Der Stiefstiefenkel – die Wahrscheinlichkeitsrechnung
Und warum ist nun innerhalb der Mathematik die Wahrscheinlichkeitsrechnung das Stiefkind? Mir persönlich wurde das erst nach und nach bewusst. Die einfachste und womöglich beste, sofort einleuchtende Begründung ist die hier: Wer die Mathematik liebt, sich zu ihr hingezogen fühlt, hat eigentlich eine ganz spezielle Neigung. Das ist die Neigung zur Exaktheit. Die Mathematik ist exakt. Es gibt eine Aussage, diese versucht man, zu beweisen, gelegentlich zu widerlegen. Die Aussage ist „wahr“ oder die Aussage ist „falsch“, 1 oder 0. Was ist dann der Wert einer Aussage „es ist wahrscheinlich“, also „es scheint wahr “? Da lass ich die Finger von, scheint wahr, igitt, das ist doch keine Mathematik. Noch dazu soll ja gerade der Schein oft genug trügen…
Diese Begriffsüberlagerung ist natürlich kein Zufall und hat eben besagte Konsequenzen. Scheint wahr geht einfach nicht. Man kann halt ein paar Aussagen treffen und das war es. Ab jetzt machen wir richtige Mathematik (so der Unterton der Mathematiker; leider muss ich weiterhin behaupten, dass selbst dieses ihnen nicht bewusst ist; alle, die aus gutem Grund widersprechen bitte aufstehen).
Wenn wir uns den Begriff noch genauer anschauen, das Wort „wahrscheinlich“ wurde sicher lange vor Erfindung dieser umständlichen Formeln und Rechenmethoden eingeführt, einfach verwendet. Und man bezeichnet etwas damit.

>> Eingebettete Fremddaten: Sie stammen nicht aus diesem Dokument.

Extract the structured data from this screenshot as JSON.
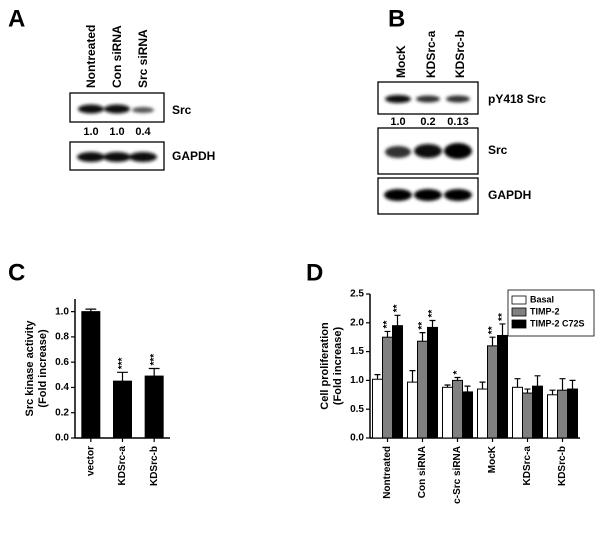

Das, was man bezeichnet, ist eigentlich ein Ereignis, was (deutlich) über 50% liegt. „Wahrscheinlich wird es heute regnen, nimm einen Schirm mit.“ Sonst würde man ja sagen: „Vielleicht…, aber nimm ihn trotzdem mit“. Oder, so kann man es auch sagen: Wahrscheinlich steht für große Wahrscheinlichkeiten, bei kleineren sagt man eher, es ist unwahrscheinlich. Also selbst der Begriff hält einer echten Prüfung nicht mal stand.
Wenn ich also solche Gespräche höre (oder dummerweise manchmal daran teilnehme, hineingezogen werde), frage ich u.U. zurück: „Ja, wie wahrscheinlich ist es denn?“ Aber man zieht sich eher Zorn zu.
Eine weitere Begründung sehe ich übrigens darin, dass ein Jeder, auch der Mathematiker, ein Bedürfnis nach Sicherheit hat. Aber es kann sogar sein, dass man zum Mathematiker wird, auf Grund dieses, im Verhältnis zur Restbevölkerung noch größeren Strebens nach Sicherheit. Man möchte nicht irgend eine andere Wissenschaft betreiben, Physik, Chemie, da stellt man irgend etwas fest, kann das bedeuten, kann auch das bedeuten, Interpretationen, im Zweifel ein Messfehler und so weiter. Gerade der Mathematiker wird dazu, weil er Unwägbarkeiten ausschließen möchte, ganz speziell und bewusst, also womöglich ist es sogar eine Charakterfrage. Mathematik und Unwägbarkeit, das passt nicht.